You have to abide by the standard, as that is what the hardware implements. You can't pretend NaNs don't exist.
- --Clemahieu 20:09, 9 February 2010 (UTC): Wouldn't comparing NAN to NAN be a good use of an exception?
- --Peter gummer 23:53, 9 February 2010 (UTC) You mean an exception as in a precondition violation?
- --Clemahieu 01:59, 10 February 2010 (UTC) I was thinking more like divide-by-zero but a "NAN comparison" exception. This would essentially mean a NAN shouldn't be assigned. Like if a C function returned >= 0 for success and equality and various < 0 for errors, how do you compare equality in the error region? Well you don't, it's an error; we use exceptions in Eiffel for errors.

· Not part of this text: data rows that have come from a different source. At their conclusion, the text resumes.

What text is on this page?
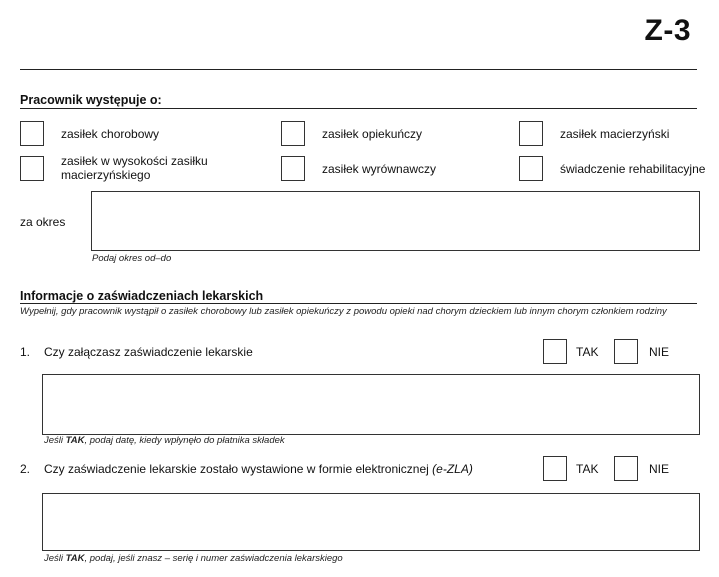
Z-3
Pracownik występuje o:
zasiłek chorobowy	zasiłek opiekuńczy	zasiłek macierzyński
zasiłek w wysokości zasiłku macierzyńskiego	zasiłek wyrównawczy	świadczenie rehabilitacyjne
za okres
Podaj okres od–do
Informacje o zaświadczeniach lekarskich
Wypełnij, gdy pracownik wystąpił o zasiłek chorobowy lub zasiłek opiekuńczy z powodu opieki nad chorym dzieckiem lub innym chorym członkiem rodziny
1. Czy załączasz zaświadczenie lekarskie	TAK	NIE
Jeśli TAK, podaj datę, kiedy wpłynęło do płatnika składek
2. Czy zaświadczenie lekarskie zostało wystawione w formie elektronicznej (e-ZLA)	TAK	NIE
Jeśli TAK, podaj, jeśli znasz – serię i numer zaświadczenia lekarskiego
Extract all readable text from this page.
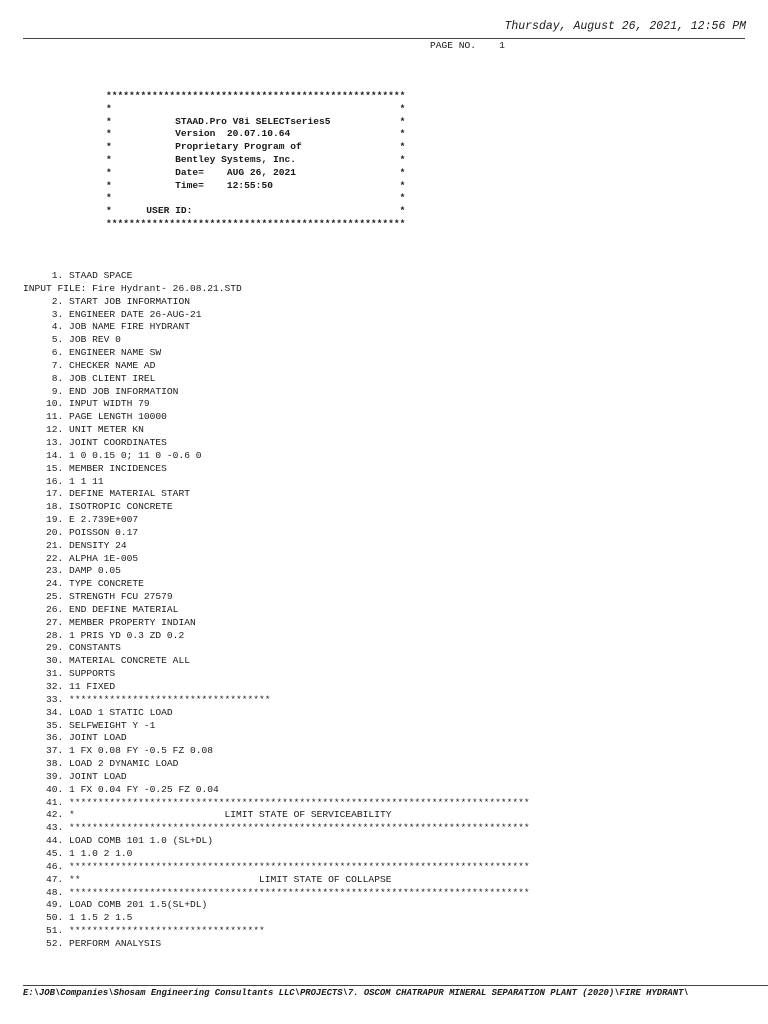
Thursday, August 26, 2021, 12:56 PM
PAGE NO. 1
****************************************************
*                                                  *
*           STAAD.Pro V8i SELECTseries5            *
*           Version  20.07.10.64                   *
*           Proprietary Program of                 *
*           Bentley Systems, Inc.                  *
*           Date=    AUG 26, 2021                  *
*           Time=    12:55:50                      *
*                                                  *
*      USER ID:                                    *
****************************************************
1. STAAD SPACE
INPUT FILE: Fire Hydrant- 26.08.21.STD
2. START JOB INFORMATION
3. ENGINEER DATE 26-AUG-21
4. JOB NAME FIRE HYDRANT
5. JOB REV 0
6. ENGINEER NAME SW
7. CHECKER NAME AD
8. JOB CLIENT IREL
9. END JOB INFORMATION
10. INPUT WIDTH 79
11. PAGE LENGTH 10000
12. UNIT METER KN
13. JOINT COORDINATES
14. 1 0 0.15 0; 11 0 -0.6 0
15. MEMBER INCIDENCES
16. 1 1 11
17. DEFINE MATERIAL START
18. ISOTROPIC CONCRETE
19. E 2.739E+007
20. POISSON 0.17
21. DENSITY 24
22. ALPHA 1E-005
23. DAMP 0.05
24. TYPE CONCRETE
25. STRENGTH FCU 27579
26. END DEFINE MATERIAL
27. MEMBER PROPERTY INDIAN
28. 1 PRIS YD 0.3 ZD 0.2
29. CONSTANTS
30. MATERIAL CONCRETE ALL
31. SUPPORTS
32. 11 FIXED
33. ***********************************
34. LOAD 1 STATIC LOAD
35. SELFWEIGHT Y -1
36. JOINT LOAD
37. 1 FX 0.08 FY -0.5 FZ 0.08
38. LOAD 2 DYNAMIC LOAD
39. JOINT LOAD
40. 1 FX 0.04 FY -0.25 FZ 0.04
41. ********************************************************************************
42. *                          LIMIT STATE OF SERVICEABILITY
43. ********************************************************************************
44. LOAD COMB 101 1.0 (SL+DL)
45. 1 1.0 2 1.0
46. ********************************************************************************
47. **                               LIMIT STATE OF COLLAPSE
48. ********************************************************************************
49. LOAD COMB 201 1.5(SL+DL)
50. 1 1.5 2 1.5
51. **********************************
52. PERFORM ANALYSIS
E:\JOB\Companies\Shosam Engineering Consultants LLC\PROJECTS\7. OSCOM CHATRAPUR MINERAL SEPARATION PLANT (2020)\FIRE HYDRANT\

- --manus 01:52, 10 February 2010 (UTC): I was not around in the discussion from 20 years ago regarding NaN, but reading some reasoning for NaN in the context of scientific computation it is clear that they wanted the value NaN to throw an exception whenever NaN was used in an operation because correctness of the computation was important. Over the years, it was transformed into the missing value paradigm (you put NaN when you actually don't know, and if you do some computation and get NaN, then it means that you don't know the result of the computation). Both approaches are interesting and it all depends on the kind of applications you are creating.